Like... increasing the chances of critical hits parallel to the number of times the player reloaded the same save game.

That'd be so next generashun!
 

crufty

Arcane
Joined
Jun 29, 2004
Messages
6,383
Location
Glassworks
Don't blame the designers, not all of them anyway. Blame the audience. Blame the people who wrote Bethesda when they had half naked sprites. The people who complained "the world is too big" in Arena. People who thought NWN I was too hard.

Play Bards Tale. Where is the first dungeon? You had to first figure that out, based on a hint in the manual: a single line. If you didn't, you'd go out wandering and your level I party = TPK.

People like games they can beat in 10 hours now. "Casual" downloads are all the "rage".

But you are right: "customers" are "piggy banks" in a corporation's eyes. Their goal is to extract as much money for as little as possible from our pockets.

But if you want to try something out, get a C64 / Amiga emulator. Play some of those hard classics. Play Ultima VII. Play Dungeon Crawl - Stone Soup. Perhaps you have advanced in skill, where pretty pictures are no longe as important as game play to you. In that case, you are at the right place--welcome to the codex!
 

soggie

Educated
Joined
Aug 20, 2009
Messages
688
Location
Tyr
Or indie RPGs. I got slaughtered in KoTC demo. A fucking demo.
 

Fez

Erudite
Joined
May 18, 2004
Messages
7,954
soggie said:
Or indie RPGs. I got slaughtered in KoTC demo.

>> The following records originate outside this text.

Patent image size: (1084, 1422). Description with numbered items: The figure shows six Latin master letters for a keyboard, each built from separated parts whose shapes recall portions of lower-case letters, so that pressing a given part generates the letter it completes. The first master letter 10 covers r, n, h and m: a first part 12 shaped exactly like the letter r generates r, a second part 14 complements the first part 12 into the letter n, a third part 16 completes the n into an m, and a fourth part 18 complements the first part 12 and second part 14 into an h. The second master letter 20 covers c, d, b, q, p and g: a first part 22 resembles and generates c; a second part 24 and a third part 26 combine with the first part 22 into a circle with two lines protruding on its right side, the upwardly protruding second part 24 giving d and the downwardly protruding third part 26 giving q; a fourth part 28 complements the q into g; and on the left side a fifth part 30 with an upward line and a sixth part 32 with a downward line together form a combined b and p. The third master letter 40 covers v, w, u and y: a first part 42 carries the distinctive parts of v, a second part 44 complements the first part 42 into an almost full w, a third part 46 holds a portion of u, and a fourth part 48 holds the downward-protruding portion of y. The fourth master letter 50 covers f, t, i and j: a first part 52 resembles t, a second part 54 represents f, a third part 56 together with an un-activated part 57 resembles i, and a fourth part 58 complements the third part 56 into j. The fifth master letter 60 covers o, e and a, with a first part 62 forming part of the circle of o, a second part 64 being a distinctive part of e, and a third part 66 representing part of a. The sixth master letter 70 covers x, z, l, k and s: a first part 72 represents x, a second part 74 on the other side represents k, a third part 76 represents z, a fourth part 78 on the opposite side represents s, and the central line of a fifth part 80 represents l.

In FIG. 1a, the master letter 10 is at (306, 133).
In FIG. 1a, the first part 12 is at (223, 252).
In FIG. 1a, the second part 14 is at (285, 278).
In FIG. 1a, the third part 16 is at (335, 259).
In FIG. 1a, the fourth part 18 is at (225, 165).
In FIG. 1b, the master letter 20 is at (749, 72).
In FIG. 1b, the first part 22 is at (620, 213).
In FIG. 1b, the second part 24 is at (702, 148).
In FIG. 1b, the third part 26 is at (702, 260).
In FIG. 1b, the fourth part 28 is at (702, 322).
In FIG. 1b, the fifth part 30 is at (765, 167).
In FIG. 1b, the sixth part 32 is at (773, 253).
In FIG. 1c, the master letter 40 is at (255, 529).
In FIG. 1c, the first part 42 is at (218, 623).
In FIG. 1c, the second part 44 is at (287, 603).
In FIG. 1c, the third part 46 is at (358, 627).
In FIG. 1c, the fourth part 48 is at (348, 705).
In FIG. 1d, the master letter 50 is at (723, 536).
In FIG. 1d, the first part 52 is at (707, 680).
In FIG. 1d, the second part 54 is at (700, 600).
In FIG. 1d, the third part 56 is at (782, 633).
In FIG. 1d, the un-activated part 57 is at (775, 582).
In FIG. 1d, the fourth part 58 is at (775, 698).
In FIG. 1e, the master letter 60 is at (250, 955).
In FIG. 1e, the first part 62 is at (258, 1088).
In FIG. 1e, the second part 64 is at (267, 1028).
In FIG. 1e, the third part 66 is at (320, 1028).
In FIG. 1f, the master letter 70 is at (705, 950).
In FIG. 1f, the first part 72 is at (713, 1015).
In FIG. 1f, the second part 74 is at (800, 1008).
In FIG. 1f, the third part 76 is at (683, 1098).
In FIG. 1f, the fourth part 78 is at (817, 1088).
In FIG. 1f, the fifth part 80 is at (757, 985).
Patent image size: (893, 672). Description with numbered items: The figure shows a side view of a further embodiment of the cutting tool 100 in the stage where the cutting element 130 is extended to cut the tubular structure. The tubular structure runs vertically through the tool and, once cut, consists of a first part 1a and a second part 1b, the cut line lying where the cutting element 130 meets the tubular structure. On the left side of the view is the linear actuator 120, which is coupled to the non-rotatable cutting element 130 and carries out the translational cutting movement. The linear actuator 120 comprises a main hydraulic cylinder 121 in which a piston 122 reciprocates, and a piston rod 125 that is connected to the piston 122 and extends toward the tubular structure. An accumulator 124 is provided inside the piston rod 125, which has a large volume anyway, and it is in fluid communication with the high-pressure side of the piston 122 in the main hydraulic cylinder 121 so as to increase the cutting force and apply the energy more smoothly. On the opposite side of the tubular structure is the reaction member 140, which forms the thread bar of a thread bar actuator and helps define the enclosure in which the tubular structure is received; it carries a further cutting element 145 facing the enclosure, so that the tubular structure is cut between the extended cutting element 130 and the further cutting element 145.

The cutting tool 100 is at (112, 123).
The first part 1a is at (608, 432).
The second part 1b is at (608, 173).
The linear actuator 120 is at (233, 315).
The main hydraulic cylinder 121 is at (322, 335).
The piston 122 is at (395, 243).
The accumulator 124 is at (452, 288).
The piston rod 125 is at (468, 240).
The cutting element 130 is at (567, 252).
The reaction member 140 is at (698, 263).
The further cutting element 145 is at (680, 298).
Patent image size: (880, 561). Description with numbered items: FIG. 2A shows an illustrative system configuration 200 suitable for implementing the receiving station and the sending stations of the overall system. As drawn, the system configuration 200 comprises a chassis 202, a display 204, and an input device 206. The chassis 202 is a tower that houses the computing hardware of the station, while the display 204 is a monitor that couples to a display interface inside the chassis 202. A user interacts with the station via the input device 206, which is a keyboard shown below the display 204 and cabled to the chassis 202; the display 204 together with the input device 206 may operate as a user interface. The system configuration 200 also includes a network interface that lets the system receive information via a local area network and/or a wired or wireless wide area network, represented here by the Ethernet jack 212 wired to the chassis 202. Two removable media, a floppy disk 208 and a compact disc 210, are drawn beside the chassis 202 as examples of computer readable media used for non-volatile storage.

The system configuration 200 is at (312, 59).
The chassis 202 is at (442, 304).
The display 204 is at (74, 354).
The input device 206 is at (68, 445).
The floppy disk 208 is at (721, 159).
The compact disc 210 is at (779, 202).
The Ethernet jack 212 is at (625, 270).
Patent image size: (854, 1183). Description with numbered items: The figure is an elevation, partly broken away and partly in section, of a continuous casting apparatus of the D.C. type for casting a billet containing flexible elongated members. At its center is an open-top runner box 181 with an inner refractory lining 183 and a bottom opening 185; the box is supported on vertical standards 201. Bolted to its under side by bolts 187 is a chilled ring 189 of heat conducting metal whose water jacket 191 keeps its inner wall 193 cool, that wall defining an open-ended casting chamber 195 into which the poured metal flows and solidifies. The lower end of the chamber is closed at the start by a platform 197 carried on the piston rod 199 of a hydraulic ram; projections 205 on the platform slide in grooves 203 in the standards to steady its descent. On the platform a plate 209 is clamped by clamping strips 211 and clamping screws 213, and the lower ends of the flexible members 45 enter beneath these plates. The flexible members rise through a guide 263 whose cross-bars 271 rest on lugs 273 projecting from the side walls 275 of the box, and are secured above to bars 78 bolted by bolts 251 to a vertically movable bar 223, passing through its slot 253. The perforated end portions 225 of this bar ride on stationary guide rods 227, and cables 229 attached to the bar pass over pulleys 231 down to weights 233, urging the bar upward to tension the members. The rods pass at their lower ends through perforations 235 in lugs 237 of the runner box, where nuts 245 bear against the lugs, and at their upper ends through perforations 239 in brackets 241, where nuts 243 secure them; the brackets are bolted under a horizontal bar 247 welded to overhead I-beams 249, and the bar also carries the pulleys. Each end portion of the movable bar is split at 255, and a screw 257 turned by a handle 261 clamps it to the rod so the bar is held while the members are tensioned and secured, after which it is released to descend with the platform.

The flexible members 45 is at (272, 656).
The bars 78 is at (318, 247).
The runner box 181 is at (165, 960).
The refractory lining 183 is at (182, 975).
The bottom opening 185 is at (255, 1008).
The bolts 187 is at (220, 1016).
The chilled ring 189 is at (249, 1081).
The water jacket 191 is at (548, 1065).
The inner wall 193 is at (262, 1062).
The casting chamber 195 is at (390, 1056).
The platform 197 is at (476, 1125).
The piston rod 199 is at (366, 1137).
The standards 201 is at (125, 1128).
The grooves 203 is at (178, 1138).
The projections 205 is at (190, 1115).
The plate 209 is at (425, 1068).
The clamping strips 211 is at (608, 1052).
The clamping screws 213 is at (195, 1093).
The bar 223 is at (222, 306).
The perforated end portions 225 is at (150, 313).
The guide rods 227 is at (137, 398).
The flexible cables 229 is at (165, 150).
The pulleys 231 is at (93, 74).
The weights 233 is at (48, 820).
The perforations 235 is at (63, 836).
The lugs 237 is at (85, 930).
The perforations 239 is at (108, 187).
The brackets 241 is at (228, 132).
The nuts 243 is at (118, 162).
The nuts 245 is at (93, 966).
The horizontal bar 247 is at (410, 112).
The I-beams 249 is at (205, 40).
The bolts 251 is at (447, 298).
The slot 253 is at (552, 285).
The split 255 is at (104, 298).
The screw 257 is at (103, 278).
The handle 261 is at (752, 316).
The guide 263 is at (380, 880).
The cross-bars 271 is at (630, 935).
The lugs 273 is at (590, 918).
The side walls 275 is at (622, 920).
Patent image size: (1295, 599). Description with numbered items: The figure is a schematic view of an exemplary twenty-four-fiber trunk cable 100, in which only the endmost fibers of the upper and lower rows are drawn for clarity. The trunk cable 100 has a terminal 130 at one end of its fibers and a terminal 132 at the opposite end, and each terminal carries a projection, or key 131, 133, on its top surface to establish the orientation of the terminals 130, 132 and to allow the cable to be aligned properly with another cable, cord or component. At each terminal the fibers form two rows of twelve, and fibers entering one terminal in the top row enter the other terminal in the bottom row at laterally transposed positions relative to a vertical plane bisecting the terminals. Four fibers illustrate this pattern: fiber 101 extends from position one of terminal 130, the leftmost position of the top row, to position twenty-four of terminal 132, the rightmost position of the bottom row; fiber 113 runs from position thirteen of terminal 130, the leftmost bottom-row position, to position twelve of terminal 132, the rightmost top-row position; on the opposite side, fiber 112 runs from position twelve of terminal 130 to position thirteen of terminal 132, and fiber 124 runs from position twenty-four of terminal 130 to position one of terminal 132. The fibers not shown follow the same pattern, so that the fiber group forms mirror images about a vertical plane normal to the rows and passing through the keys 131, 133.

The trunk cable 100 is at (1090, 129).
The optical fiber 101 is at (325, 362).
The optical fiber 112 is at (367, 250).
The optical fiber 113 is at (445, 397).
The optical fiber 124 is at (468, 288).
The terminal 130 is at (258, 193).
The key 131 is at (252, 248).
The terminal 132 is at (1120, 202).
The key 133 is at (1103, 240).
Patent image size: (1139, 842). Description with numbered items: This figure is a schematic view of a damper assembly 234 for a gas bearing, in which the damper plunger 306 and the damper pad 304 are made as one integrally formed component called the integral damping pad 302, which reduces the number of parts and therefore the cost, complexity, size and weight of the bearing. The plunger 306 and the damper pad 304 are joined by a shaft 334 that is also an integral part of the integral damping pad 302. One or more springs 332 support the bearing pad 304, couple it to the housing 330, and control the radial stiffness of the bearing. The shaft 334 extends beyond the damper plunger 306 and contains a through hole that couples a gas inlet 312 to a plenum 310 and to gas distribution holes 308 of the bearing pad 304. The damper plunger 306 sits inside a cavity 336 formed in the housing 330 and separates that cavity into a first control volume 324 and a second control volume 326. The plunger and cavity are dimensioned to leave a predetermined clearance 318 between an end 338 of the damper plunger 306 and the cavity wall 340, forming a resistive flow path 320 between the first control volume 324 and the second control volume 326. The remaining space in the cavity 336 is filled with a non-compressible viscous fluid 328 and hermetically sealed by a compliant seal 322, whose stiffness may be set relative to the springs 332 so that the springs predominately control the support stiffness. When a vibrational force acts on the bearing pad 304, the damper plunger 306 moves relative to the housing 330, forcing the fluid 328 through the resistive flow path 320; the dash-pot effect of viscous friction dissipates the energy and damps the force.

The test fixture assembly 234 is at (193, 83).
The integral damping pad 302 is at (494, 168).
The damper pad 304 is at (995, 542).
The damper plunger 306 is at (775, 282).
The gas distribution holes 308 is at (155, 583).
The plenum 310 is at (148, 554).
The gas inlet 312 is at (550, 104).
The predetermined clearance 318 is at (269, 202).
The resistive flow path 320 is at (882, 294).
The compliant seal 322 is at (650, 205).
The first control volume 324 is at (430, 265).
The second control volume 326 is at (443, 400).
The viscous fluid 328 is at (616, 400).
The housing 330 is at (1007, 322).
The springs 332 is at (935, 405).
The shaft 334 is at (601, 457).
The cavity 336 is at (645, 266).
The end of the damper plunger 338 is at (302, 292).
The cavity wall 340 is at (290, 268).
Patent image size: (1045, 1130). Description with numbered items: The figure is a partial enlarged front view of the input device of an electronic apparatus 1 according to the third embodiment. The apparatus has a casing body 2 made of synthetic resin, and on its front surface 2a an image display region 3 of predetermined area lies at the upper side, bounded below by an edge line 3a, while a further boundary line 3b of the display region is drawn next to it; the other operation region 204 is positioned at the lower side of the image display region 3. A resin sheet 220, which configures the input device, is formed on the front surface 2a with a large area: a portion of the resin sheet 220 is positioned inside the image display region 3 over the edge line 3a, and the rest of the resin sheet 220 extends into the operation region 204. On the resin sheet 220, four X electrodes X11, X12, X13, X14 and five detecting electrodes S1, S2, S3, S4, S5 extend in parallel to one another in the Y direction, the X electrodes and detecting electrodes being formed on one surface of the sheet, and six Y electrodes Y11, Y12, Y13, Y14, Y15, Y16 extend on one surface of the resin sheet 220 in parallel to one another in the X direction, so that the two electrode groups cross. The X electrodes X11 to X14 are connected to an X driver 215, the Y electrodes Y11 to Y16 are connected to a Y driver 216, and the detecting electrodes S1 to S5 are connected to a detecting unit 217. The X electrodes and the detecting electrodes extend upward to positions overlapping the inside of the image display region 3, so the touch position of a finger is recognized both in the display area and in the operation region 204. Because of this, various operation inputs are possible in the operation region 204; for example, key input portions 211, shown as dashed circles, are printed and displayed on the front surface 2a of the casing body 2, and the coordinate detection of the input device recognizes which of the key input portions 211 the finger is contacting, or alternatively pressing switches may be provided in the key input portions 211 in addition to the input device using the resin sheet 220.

A fucking demo.

This. So refreshing too. Risen lets you wander off and get your ass handed to you, so not all recent and big budget games have gone the way of level scaling, thankfully.

The level scaling in Oblivion was the worst offender.
 

GarfunkeL

Racism Expert
Joined
Nov 7, 2008
Messages
15,463
Location
Insert clever insult here
It was just as bad in Mass Effect. I don't know why the rage is always about Oblivion - guess it was earlier and more obvious in there. Loot and enemies are just as scaled in ME, though.
 

denizsi

Arcane
Joined
Nov 24, 2005
Messages
9,927
Location
bosphorus
soggie said:
Like... increasing the chances of critical hits parallel to the number of times the player reloaded the same save game.

This could be nice, actually, when the player is on the receiving end. When falling in a particular encounter doesn't mean death / game over and offers new routes, you can use that to discourage the player from missing it.
 

soggie

Educated
Joined
Aug 20, 2009
Messages
688
Location
Tyr
denizsi said:
soggie said:
Like... increasing the chances of critical hits parallel to the number of times the player reloaded the same save game.

This could be nice, actually, when the player is on the receiving end. When falling in a particular encounter doesn't mean death / game over and offers new routes, you can use that to discourage the player from missing it.

This of course would only work if nobody but the developers knew of such mechanisms. If such a mechanism is known to a player, it can be easily (and often) exploited, which can potentially ruin the gameplay experience that the designers are gunning for.

What I think is that the game must always provide mechanics for the player to try other methods. When one way doesn't work, the game should encourage the player to try out others instead of forcing them to reload a previous save game.

In this sense, I remember reading a thread in this forum about failure mechanics, where the game is designed to accommodate failure. Failure in one single task wouldn't automatically fail the entire quest or encounter. It would open up other venues of opportunities which sometimes can yield better rewards than succeeding on the first try, which is an interesting design decision in my opinion.
 

J1M

Arcane
Joined
May 14, 2008
Messages
14,632
I just finished Bioshock 2. This sort of dynamic difficulty is in there. The last 5% of your health bar is about as resilient as the first 95%, as enemies will slow their attacks and be more likely to miss you.

The game has a lot of problems, and this is one of them.

Alternative dynamic difficulty scaling: the player gets better at the game. Shocking concept!